Hippiaz (aka John, 38, Mesa. AZ)
This was a great review and I agree with most of it. I went in about two months ago for lunch and the place felt absolutely cold, all over the place (decor and menu), sterile - and uninviting. It seemed like they were trying to go for a Ra feel, but didn't have the budget or designer to do it. They would have been much better off creating a place half the size with the same budget.
I can't remember exactly what we had for sushi, but I was completely unimpressed. It was a slow lunch and the bartender and staff were completely in disarray. I did have softshell crab app that wasn't bad - too much batter but still pretty tasty.
I think this place will go the way of the Spanish joint next to Divine (Zocalo?), it might stay afloat due to the money in the area and lack of dining options, but I doubt they can stick around too long. The last thing I want is to see a restauranteur lose one, but I just don't see how these guys will make it. They'd need to do so MAJOR renos to make it sexy, and due to the size and layout - it will never be intimate.
I had been planning on trying it again - but based on Hippiaz' review I think I'll save my money. Unless I see a bunch of chowhounder's/yelper's reviews in a couple months that change my mine. And I hope they can turn it, because there still aren't too many sushi options in the EV and we're there for business quite a bit!
re: Maggie Kramer
Hippiaz - You are totally on point with your Zushi comments. They lost me as soon as they named the place Zushi! The ambience/style is pretty much what I'd expect from a place with the name Zushi. If you happen to live close to Sushi Kee at Power/Main, it's a bit of a hidden gem. It looks pretty low-budget from the outside (it's in an OLD Big Lots! strip mall for heaven's sake!), but on three different trips I've had excellent sushi. Atmosphere is good, service can be hit or miss. I think the sushi bar is probably your best bet. Also, the new sushi conveyer-belt place in downtown Chandler (Sushi Eye) is really good.

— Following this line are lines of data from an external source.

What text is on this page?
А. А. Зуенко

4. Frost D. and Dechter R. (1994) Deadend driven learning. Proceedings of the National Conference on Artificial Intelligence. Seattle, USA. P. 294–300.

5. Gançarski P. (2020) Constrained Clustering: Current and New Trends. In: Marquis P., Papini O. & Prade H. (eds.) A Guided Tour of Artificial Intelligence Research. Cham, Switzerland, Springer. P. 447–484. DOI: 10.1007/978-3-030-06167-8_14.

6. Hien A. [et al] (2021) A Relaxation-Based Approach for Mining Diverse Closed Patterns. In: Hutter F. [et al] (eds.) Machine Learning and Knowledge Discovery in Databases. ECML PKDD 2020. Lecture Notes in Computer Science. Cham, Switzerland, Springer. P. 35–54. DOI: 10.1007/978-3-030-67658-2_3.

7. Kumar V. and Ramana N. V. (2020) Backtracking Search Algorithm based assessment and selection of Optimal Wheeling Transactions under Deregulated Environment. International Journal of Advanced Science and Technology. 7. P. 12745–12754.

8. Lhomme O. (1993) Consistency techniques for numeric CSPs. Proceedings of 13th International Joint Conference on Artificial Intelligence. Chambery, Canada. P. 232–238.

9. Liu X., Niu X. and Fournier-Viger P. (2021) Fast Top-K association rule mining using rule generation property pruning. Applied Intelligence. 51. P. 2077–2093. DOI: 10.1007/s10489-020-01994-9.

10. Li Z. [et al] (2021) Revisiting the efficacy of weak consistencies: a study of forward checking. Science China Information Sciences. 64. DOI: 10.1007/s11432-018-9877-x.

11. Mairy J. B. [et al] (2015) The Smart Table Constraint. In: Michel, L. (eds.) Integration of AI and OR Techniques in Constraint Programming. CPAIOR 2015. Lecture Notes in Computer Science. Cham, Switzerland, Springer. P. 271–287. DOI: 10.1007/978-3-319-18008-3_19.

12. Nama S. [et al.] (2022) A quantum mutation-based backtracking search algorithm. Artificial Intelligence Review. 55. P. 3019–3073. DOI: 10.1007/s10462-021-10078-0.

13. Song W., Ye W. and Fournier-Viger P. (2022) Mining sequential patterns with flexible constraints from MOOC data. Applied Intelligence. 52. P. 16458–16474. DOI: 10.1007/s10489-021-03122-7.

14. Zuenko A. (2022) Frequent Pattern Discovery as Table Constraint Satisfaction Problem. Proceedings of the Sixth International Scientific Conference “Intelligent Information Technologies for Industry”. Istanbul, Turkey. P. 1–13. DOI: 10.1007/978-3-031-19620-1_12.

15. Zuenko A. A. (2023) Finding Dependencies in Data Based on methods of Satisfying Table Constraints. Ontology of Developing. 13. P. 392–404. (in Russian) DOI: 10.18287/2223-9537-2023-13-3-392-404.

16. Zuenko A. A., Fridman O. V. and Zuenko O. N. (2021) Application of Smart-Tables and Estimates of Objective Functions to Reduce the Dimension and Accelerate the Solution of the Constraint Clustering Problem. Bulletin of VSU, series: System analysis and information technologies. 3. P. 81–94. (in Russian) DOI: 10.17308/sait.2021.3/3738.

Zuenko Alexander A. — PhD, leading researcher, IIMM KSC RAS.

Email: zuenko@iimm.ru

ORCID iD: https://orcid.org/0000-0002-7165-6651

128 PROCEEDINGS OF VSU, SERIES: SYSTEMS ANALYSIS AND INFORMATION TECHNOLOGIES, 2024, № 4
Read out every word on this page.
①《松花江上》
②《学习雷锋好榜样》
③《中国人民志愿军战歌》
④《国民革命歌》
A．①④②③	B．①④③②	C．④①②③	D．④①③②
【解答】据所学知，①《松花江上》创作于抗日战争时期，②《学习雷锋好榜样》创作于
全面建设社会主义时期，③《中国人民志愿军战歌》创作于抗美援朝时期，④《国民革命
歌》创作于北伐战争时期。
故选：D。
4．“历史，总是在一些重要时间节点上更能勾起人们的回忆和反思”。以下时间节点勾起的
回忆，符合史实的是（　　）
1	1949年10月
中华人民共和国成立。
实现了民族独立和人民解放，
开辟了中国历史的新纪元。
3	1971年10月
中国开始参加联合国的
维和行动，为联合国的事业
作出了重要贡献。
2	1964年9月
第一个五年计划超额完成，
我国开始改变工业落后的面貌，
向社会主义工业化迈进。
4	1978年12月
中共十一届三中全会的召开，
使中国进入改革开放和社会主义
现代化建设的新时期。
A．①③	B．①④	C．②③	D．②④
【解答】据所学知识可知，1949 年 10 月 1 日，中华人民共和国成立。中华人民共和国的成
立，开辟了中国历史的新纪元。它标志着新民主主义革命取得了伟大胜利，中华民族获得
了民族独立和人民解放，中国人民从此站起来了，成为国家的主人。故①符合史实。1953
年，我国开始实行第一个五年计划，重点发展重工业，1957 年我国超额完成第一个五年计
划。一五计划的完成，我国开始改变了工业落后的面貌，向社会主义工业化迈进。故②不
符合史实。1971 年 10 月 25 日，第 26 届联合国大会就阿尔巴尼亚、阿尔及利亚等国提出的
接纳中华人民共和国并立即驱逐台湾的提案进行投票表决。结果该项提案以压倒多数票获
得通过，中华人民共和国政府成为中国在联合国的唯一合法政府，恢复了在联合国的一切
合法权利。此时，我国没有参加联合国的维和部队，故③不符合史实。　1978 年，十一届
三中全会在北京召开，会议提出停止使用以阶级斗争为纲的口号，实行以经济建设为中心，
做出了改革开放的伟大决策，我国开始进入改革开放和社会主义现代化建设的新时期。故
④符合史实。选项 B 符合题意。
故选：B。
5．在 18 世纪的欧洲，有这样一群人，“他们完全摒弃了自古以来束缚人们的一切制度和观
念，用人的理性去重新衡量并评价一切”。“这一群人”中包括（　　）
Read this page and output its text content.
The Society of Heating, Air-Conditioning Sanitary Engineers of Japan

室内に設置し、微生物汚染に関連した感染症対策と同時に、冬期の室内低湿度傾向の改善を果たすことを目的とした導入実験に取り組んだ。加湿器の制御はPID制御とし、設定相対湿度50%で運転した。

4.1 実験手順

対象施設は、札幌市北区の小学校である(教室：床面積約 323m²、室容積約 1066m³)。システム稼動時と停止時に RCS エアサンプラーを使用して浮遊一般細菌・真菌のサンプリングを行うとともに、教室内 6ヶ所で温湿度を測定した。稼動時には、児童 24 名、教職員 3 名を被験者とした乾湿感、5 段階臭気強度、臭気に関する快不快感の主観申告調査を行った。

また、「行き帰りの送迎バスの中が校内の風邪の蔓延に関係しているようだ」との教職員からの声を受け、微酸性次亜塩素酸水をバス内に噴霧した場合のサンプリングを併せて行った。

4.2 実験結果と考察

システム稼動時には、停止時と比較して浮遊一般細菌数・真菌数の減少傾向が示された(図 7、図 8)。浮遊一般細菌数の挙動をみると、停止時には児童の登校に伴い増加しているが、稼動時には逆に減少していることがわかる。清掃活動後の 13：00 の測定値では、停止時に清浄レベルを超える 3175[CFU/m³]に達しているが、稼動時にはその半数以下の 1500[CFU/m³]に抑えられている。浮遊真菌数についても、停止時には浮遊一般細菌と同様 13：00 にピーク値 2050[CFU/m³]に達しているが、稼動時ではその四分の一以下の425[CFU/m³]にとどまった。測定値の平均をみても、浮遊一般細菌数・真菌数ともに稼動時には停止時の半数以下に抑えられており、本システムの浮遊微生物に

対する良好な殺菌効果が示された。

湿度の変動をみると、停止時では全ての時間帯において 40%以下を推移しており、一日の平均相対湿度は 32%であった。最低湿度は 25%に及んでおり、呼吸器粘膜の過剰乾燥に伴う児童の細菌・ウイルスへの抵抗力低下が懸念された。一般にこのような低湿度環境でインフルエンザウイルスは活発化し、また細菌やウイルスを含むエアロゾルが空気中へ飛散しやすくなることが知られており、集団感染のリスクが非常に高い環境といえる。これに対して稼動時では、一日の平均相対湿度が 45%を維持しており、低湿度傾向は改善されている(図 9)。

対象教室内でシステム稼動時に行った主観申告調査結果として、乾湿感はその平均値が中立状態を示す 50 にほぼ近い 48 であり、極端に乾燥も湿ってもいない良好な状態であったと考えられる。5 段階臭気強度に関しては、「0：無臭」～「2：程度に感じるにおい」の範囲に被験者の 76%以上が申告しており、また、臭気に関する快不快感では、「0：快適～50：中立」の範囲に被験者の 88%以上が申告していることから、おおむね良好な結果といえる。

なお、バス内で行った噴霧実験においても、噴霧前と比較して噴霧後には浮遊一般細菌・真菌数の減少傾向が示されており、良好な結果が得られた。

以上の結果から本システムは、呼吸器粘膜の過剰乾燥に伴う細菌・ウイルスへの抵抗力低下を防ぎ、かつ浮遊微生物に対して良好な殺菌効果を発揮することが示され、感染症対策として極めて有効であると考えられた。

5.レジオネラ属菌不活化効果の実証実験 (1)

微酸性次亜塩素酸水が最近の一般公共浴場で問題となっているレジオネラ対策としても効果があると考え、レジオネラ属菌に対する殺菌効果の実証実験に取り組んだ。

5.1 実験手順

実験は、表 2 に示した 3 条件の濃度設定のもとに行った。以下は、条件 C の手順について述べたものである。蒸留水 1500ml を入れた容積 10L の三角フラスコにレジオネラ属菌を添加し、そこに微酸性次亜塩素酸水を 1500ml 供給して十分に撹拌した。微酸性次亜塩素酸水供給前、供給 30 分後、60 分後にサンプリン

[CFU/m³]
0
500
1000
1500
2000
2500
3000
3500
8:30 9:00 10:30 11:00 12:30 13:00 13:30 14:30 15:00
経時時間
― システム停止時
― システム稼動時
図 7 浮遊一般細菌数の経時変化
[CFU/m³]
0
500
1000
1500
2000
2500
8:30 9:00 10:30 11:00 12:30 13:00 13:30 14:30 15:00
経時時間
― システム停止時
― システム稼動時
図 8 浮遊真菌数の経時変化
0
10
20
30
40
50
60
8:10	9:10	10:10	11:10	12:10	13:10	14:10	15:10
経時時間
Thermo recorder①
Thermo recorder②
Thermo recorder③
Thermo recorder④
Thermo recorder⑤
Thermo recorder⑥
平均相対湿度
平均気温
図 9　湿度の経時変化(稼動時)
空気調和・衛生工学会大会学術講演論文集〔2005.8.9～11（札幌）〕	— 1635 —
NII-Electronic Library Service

We've completely given up on Zushi. We were hopeful in the beginning but after several negative experiences (food and service) we don't want to waste our money there. We prefer the 25 min drive (for us) to Sushi Eye in Motion. We make the trek religiously every two weeks and never regret it.
We stopped in tonight. I didn't know this existed until I read your post and we live only about a mile away. There are very few things I won't eat but unfortunately sushi is one of them. On the other hand, the bento boxes sounded very appealing. Turns out they only offer them at lunchtime so we settled for steak salads (tasty.) We're planning a lunch trip soon. The music is annoyingly loud inside but you have the option to sit outdoors.
re: Doug in Mesa
I've been back two more times since my first post. I have mixed feelings. We went for dinner with my mom and we had a great time, good food, great drinks. We ordered a couple of the fish entrees and some sushi which were all great.
The second time my fiance and I went we ordered the Zushi bread and it was NOT what we expected. It was basically a pizza. Not bad per se just not what we wanted. We ordered the steamed clams which were just ok, and a little on the salty side. Then we got two rolls. One was good and I can't remember which one it was. The second was the steak roll which sounded good and unique on the menu but totally bombed for us. It was very dry and the combination of the sushi rice with steak and the measly amount of caramelized onions was disappointing.
I'm not writing them off yet...still more things I'd like to try including the bento boxes. All of the sushi we've tried has been very good with the exception of that steak roll.
We made it back for lunch and tried the Bento boxes, teriyaki chicken and bulgogi. The bulgogi was a few strips of beef over rice with what tasted like no more than soy sauce poured over the top. I did spot a few sesame seeds. The chicken disappointed too. The music is so obnoxiously loud that you have to yell to carry on a conversation. We're scratching this one off our list. I wanted to like the place since it is so close to home.